We also lost internet connection for a couple of weeks, and those weeks were trying times. That was the time I realized how dependent I had become of the internet. It was frustrating to be stuck at home, with no means of connection and with my mind reeling of things to do, and things that I ought to do but am not willing to perform just yet. I realized that I had become addicted to the internet as my favorite form of procrastination in the same vein that I was addicted to television some years back. It affords me an excuse to not do something that I should have done in a long time because I am still busy doing "something" even though what I am actually doing is basically... well... nothing.

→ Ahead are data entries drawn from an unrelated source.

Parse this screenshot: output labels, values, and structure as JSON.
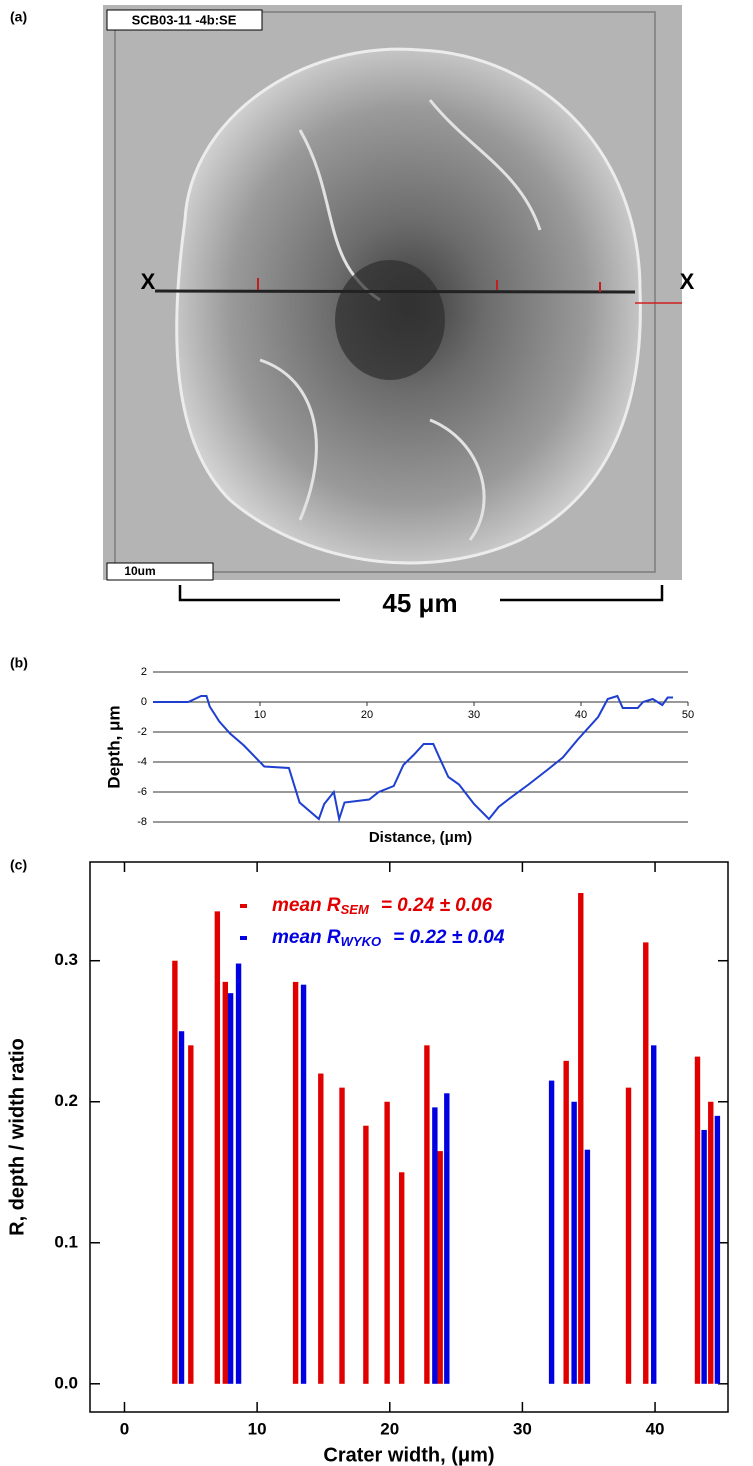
{
  "panel_a": {
    "label": "(a)",
    "image_label": "SCB03-11 -4b:SE",
    "scale_bar": "10um",
    "marker_left": "X",
    "marker_right": "X",
    "width_label": "45 μm"
  },
  "chart_data": [
    {
      "type": "line",
      "panel_label": "(b)",
      "x_label": "Distance, (μm)",
      "y_label": "Depth,  μm",
      "x": [
        0,
        3.3,
        4.5,
        5.0,
        5.3,
        6.2,
        7.2,
        8.5,
        10.4,
        12.7,
        13.7,
        15.5,
        16.0,
        16.9,
        17.4,
        17.9,
        20.2,
        21.1,
        22.5,
        23.4,
        24.4,
        25.3,
        26.2,
        26.7,
        27.6,
        28.6,
        30.0,
        31.4,
        32.3,
        33.2,
        35.1,
        36.9,
        38.3,
        39.7,
        41.6,
        42.5,
        43.4,
        43.9,
        45.3,
        45.8,
        46.7,
        47.6,
        48.1,
        48.6
      ],
      "values": [
        0,
        0,
        0.4,
        0.4,
        -0.3,
        -1.3,
        -2.1,
        -2.9,
        -4.3,
        -4.4,
        -6.7,
        -7.8,
        -6.8,
        -6.0,
        -7.8,
        -6.7,
        -6.5,
        -6.0,
        -5.6,
        -4.2,
        -3.5,
        -2.8,
        -2.8,
        -3.6,
        -5.0,
        -5.5,
        -6.8,
        -7.8,
        -7.0,
        -6.5,
        -5.5,
        -4.5,
        -3.7,
        -2.5,
        -1.0,
        0.2,
        0.4,
        -0.4,
        -0.4,
        0,
        0.2,
        -0.2,
        0.3,
        0.3
      ],
      "color": "#1f3fd0",
      "xlim": [
        0,
        50
      ],
      "xticks": [
        10,
        20,
        30,
        40,
        50
      ],
      "ylim": [
        -8,
        2
      ],
      "yticks": [
        2,
        0,
        -2,
        -4,
        -6,
        -8
      ],
      "grid": true
    },
    {
      "type": "bar",
      "panel_label": "(c)",
      "x_label": "Crater width, (μm)",
      "y_label": "R, depth / width ratio",
      "series": [
        {
          "name": "mean R",
          "name_sub": "SEM",
          "name_rest": "= 0.24 ± 0.06",
          "color": "#e00000",
          "x": [
            3.8,
            5.0,
            7.0,
            7.6,
            12.9,
            14.8,
            16.4,
            18.2,
            19.8,
            20.9,
            22.8,
            23.8,
            33.3,
            34.4,
            38.0,
            39.3,
            43.2,
            44.2
          ],
          "values": [
            0.3,
            0.24,
            0.335,
            0.285,
            0.285,
            0.22,
            0.21,
            0.183,
            0.2,
            0.15,
            0.24,
            0.165,
            0.229,
            0.348,
            0.21,
            0.313,
            0.232,
            0.2
          ]
        },
        {
          "name": "mean R",
          "name_sub": "WYKO",
          "name_rest": "= 0.22 ± 0.04",
          "color": "#0000e0",
          "x": [
            4.3,
            8.0,
            8.6,
            13.5,
            23.4,
            24.3,
            32.2,
            33.9,
            34.9,
            39.9,
            43.7,
            44.7
          ],
          "values": [
            0.25,
            0.277,
            0.298,
            0.283,
            0.196,
            0.206,
            0.215,
            0.2,
            0.166,
            0.24,
            0.18,
            0.19
          ]
        }
      ],
      "xlim": [
        -2.6,
        45.5
      ],
      "xticks": [
        0,
        10,
        20,
        30,
        40
      ],
      "ylim": [
        -0.02,
        0.37
      ],
      "yticks": [
        {
          "value": 0,
          "label": "0.0"
        },
        0.1,
        0.2,
        0.3
      ]
    }
  ]
}
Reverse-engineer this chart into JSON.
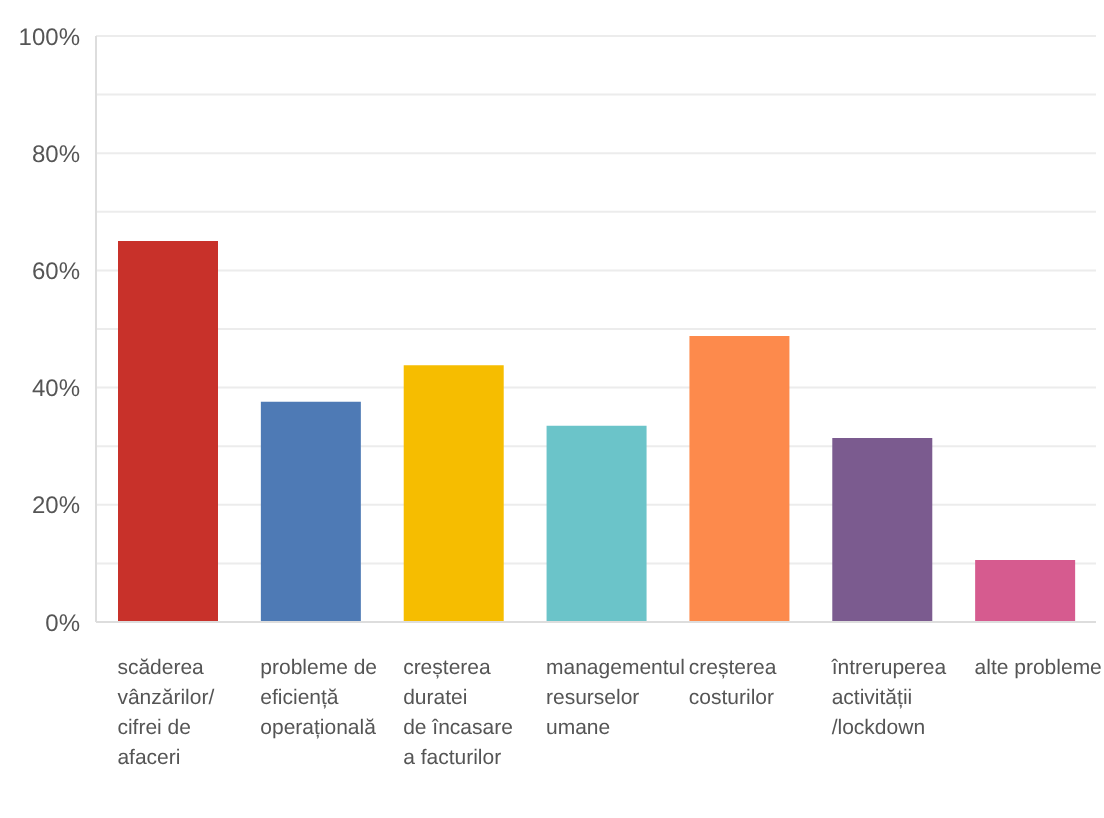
{
  "chart_data": {
    "type": "bar",
    "categories": [
      "scăderea\nvânzărilor/\ncifrei de\nafaceri",
      "probleme de\neficiență\noperațională",
      "creșterea\nduratei\nde încasare\na facturilor",
      "managementul\nresurselor\numane",
      "creșterea\ncosturilor",
      "întreruperea\nactivității\n/lockdown",
      "alte probleme"
    ],
    "values": [
      65,
      37.6,
      43.8,
      33.5,
      48.8,
      31.4,
      10.6
    ],
    "colors": [
      "#c8312a",
      "#4e7ab5",
      "#f6bd00",
      "#6bc4c9",
      "#fd8a4c",
      "#7b5b8f",
      "#d65b8f"
    ],
    "ylim": [
      0,
      100
    ],
    "yticks": [
      {
        "value": 0,
        "label": "0%"
      },
      {
        "value": 10,
        "label": null
      },
      {
        "value": 20,
        "label": "20%"
      },
      {
        "value": 30,
        "label": null
      },
      {
        "value": 40,
        "label": "40%"
      },
      {
        "value": 50,
        "label": null
      },
      {
        "value": 60,
        "label": "60%"
      },
      {
        "value": 70,
        "label": null
      },
      {
        "value": 80,
        "label": "80%"
      },
      {
        "value": 90,
        "label": null
      },
      {
        "value": 100,
        "label": "100%"
      }
    ],
    "grid": "y"
  }
}
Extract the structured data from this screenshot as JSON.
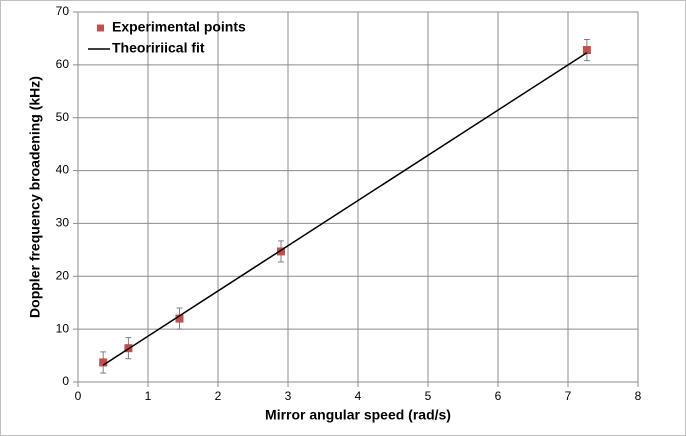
{
  "chart_data": {
    "type": "scatter",
    "xlabel": "Mirror angular speed (rad/s)",
    "ylabel": "Doppler  frequency broadening (kHz)",
    "xlim": [
      0,
      8
    ],
    "xticks": [
      0,
      1,
      2,
      3,
      4,
      5,
      6,
      7,
      8
    ],
    "ylim": [
      0,
      70
    ],
    "yticks": [
      0,
      10,
      20,
      30,
      40,
      50,
      60,
      70
    ],
    "grid": true,
    "legend": "upper left",
    "series": [
      {
        "name": "Experimental points",
        "type": "scatter",
        "color": "#c0504d",
        "x": [
          0.36,
          0.72,
          1.45,
          2.9,
          7.27
        ],
        "values": [
          3.7,
          6.4,
          12.0,
          24.7,
          62.8
        ],
        "errors": [
          2,
          2,
          2,
          2,
          2
        ]
      },
      {
        "name": "Theoririical fit",
        "type": "line",
        "color": "#000000",
        "x": [
          0.36,
          7.27
        ],
        "values": [
          3.2,
          62.3
        ]
      }
    ]
  }
}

When the internet was reconnected, though, I had already created a new habit of doing nothing that I wasn't tempted enough to log back into my online connections. It was liberating in a way, but rather quite lonely, to be frank. It's a good thing that I am quite comfortable with my loneliness and the quietude that it brings. It also has a certain power -- the fact that I am capable of logging back in, but chose not to -- a power that, upon reflection, is akin to that feeling of empowerment anorexics feel when they choose to starve themselves: it feels good for a while, but is ultimately detrimental in the long run.
"No man is an island." I know that, and have exulted that mantra to some people in the past in hoping that they would reconnect. It would be quite foolish and hypocritical of me if, after I proclaim that gospel, I myself would come to shun it, and try to establish my own isle of isolation.
Anyway, I am back online, and back to my verbose self once more. And hopefully it would stay this way for quite a spell; it's very unhealthy for thoughts to rot inside one's head.
"...And the vision that was planted in my brain still remains, within the sound of silence."